Published on April 18th, 1999 | by Gerry Galipault0
Third World throws a ‘Reggae Party’
Few genres ride the popularity roller coaster quite like reggae. One year, a smash hit brings it to the mainstream; the next, it’s tossed aside.
One thing that has remained constant is the Jamaican reggae fusion band Third World, an offshoot of Inner Circle in the early 1970s. The group won international acclaim in 1978 with the hit, “Now That We Found Love,” has had eight chart albums in the United States, including the Stevie Wonder-produced “You’ve Got the Power” (Columbia, 1982) and has won the U.N. Peace Medal.
In 1999, reggae again has taken the back seat. It’s too bad, because the group’s Gator Records debut album, “Generation Coming” (released March 9), contains one of the more radio-friendly tracks in recent reggae memory: the first single, “Reggae Party,” featuring Shaggy and Bounty Killer. It’s likely to go unheard outside the band’s loyal fans, and that dismays longtime member Richard “Bassheart” Daley.
“I’d like to see it get played,” the bassist said recently, “but what can you do to go beyond how to make reggae popular? We’ve exhausted our options over there. Some of our greatest songs, they weren’t interested in them. Who decides who is worthy today? Is it the people who listen or the people who decides what plays? It’s a business now. But we feel pretty good about it and just try to remain true artists.”
Third World has never been about getting played on the radio, Daley said.
“I reflect back to 1978 when we bumped into our first hit record, ‘Now That We Found Love,’ ” he said. “We didn’t go into the studio and say, ‘We’re going to make a hit,’ nor did we care to have a hit. We’re just a band that plays for what feels good at the time. We didn’t know we’d have a record that would end up on the charts. We didn’t think we were good enough. We hoped that one day that we would be popular, but we didn’t know about the criteria, that when Billboard has you in the Top 20 it signifies you are a happening band, that you’ve arrived. When we were doing a tour down in Guyana, I mean, what kind of band goes to Guyana?

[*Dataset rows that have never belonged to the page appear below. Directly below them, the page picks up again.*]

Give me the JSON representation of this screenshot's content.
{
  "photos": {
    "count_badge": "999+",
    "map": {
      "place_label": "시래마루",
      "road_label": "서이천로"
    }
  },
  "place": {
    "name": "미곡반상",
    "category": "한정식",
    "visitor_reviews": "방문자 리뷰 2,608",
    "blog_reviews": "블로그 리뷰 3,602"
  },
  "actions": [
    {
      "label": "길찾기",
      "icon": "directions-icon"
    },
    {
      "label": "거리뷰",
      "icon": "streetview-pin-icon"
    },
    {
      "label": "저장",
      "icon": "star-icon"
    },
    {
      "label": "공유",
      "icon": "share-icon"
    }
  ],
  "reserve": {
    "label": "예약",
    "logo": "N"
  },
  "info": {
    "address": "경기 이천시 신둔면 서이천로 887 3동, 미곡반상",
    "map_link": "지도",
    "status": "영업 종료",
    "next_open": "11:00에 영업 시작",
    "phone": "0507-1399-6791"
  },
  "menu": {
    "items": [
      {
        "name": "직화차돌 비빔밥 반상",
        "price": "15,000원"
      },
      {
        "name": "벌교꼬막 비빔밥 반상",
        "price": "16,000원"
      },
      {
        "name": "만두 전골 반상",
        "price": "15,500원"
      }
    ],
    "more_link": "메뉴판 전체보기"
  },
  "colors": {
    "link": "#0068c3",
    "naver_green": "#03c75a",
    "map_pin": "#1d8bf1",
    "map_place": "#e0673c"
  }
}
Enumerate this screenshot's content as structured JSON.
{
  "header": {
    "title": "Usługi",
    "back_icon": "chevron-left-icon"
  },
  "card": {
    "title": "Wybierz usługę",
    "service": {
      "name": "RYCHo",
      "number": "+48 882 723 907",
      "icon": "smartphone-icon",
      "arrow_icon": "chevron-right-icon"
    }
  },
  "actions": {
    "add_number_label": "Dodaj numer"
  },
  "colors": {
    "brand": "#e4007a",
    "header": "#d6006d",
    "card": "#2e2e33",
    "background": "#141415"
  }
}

The only thing we knew about Guyana at the time was the Jonestown Massacre; anyway, when we were there, we heard we were climbing up the Billboard chart. We jumped up and down and screamed, but then we said, ‘What does that mean?’
“Then afterwards, we ended up coming to Los Angeles and meeting Stevie Wonder and recording. Then you’d see band members subscribing to Billboard and for most it became part of the whole ritual. We decided, ‘Let’s make our music regardless what is happening on the periphery,’ but we got more chart-oriented, we let it dictate what we do and what we shouldn’t do. We got caught up in that whole thing.”
Before recording “Generation Coming,” the group went through a jolt. K. Michael “Ibo” Cooper (keyboards) and William “Root” Stewart (drums) left, leaving Daley, singer-guitarist William “Bunny Ruggs” Clark and guitarist Stephen “Cat” Coore as the only remaining original members. Tony “Tuption” Williams took over on drums, and Rupert “Gypsy” Bent Jr. is the new keyboardist.
“You’ve known these guys since you were a kid from school days,” Daley said of his former band mates. “We’ve been all over the world with them, doing all kinds of things. We shared the same dream when we were like 15 or 16, and one day they said, ‘I don’t want to do this anymore.’ It does hurt a bit, they’re like family, but it’s not like they died. We’re still friends. It lives on.
“Since we have two longstanding members who have left us, we decided to do something else. We went into the studio and said, ‘Let’s record what we feel like, about love and what we know about,’ so this album is all about that.”
Third World has lasted 26 years, Daley said, because it was built around a concept.
“We write songs about love, we were doing the Mandela message in our music from way back in the early ’70s before it was in vogue,” he said. “We believe in that concept; that kept the band together more than anything. It wasn’t about the members in the band, it wasn’t about me, it wasn’t about the lead singer; it was about what we believed in.”